A quick review of pyxis code indicates that this may be because, based on the documentation, it is simply assumed that the user will supply a file path, as instructed, not a folder path. Could something in the likes of

	if (optarg[strlen(optarg)-1] == '/') {
		slurm_error("pyxis: --container-save: argument must be file, not path!")
		return (-1)
	}

be added to https://github.com/NVIDIA/pyxis/blob/424563865a491f2d8f3c396a095d18db81f1fb07/args.c#L385

@3XX0 for review, I think maybe we can fix that in enroot, by changing this line:

common::rmall "${filename}"

@itzsimpl if you manually apply the patch 2bd5143 then this issue should not be possible anymore.
Sorry about that!

@flx42 thank you for the patch, I can confirm that the loss of data does not occur anymore. The downside of the resolution being pushed to Enroot is that now all the "work" done inside the container is lost. In other words, if Pyxis handles the case, the user will get notified before the job even starts; if Enroot handles the case, the user will update the container, but on exit it will fail on save.
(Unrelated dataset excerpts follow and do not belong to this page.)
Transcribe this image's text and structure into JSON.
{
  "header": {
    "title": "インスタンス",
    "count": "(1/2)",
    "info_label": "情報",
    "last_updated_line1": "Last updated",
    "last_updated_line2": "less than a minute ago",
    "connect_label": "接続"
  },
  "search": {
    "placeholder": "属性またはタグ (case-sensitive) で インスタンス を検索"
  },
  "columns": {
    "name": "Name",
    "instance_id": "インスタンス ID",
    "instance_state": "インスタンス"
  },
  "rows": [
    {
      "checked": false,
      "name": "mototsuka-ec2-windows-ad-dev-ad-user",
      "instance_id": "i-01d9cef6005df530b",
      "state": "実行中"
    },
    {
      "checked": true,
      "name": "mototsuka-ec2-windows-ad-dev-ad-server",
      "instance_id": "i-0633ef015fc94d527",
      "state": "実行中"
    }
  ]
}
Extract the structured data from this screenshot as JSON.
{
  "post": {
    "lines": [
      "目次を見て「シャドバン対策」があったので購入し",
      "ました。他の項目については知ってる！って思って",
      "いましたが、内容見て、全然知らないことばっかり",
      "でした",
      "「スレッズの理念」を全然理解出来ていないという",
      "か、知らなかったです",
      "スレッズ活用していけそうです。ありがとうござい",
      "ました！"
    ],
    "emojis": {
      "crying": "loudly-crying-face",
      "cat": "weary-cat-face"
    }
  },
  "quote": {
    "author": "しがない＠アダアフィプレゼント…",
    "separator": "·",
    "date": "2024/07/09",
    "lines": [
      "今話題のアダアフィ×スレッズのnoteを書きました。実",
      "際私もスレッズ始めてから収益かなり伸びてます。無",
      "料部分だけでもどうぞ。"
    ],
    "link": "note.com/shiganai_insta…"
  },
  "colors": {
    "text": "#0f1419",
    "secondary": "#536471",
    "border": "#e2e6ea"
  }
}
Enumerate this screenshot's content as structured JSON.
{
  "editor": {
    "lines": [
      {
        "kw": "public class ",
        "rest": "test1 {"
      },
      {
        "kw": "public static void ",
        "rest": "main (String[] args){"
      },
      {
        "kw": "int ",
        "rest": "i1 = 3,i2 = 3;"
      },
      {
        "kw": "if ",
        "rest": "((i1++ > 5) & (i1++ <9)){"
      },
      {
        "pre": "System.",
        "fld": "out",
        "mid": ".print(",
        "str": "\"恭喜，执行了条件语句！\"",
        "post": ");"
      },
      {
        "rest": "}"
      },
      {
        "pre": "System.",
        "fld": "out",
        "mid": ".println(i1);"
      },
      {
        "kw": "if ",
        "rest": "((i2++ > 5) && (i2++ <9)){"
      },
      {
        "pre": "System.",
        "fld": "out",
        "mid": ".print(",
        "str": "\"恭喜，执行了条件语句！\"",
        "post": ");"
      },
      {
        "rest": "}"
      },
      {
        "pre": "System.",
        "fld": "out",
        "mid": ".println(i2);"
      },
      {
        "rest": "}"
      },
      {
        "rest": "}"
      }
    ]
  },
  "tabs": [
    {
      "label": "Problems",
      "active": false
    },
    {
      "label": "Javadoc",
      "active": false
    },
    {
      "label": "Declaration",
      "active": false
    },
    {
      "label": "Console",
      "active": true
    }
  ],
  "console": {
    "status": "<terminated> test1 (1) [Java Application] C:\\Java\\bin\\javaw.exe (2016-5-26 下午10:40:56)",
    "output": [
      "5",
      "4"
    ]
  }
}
From the UX perspective this may be worth to consider.

A simple test.

$ srun -p dev --container-image=ubuntu:20.04 --container-save=./ ls
srun: job 8203 queued and waiting for resources
srun: job 8203 has been allocated resources
pyxis: importing docker image: ubuntu:20.04
pyxis: imported docker image: ubuntu:20.04
bin
boot
dev
etc
home
lib
lib32
lib64
libx32
local
media
mnt
opt
proc
root
run
sbin
shared
srv
sys
tmp
usr
var
slurmstepd: error: pyxis: child 220192 failed with error code: 1
slurmstepd: error: pyxis: printing enroot log file:
slurmstepd: error: pyxis:     rm: cannot remove '/shared/home/ilb/test-remove': Is a directory
slurmstepd: error: pyxis: failed to export container pyxis_8203_8203.0 to ./
slurmstepd: error: spank: required plugin spank_pyxis.so: task_exit() failed with rc=-1
slurmstepd: error: Unable to spank task 0 at exit

Yes I can also add a check to pyxis, but it will not catch all cases, like this: --container-save=/home/flx42

You're right, trying to handle all possible cases might be an overkill. Thank you for the quick fix.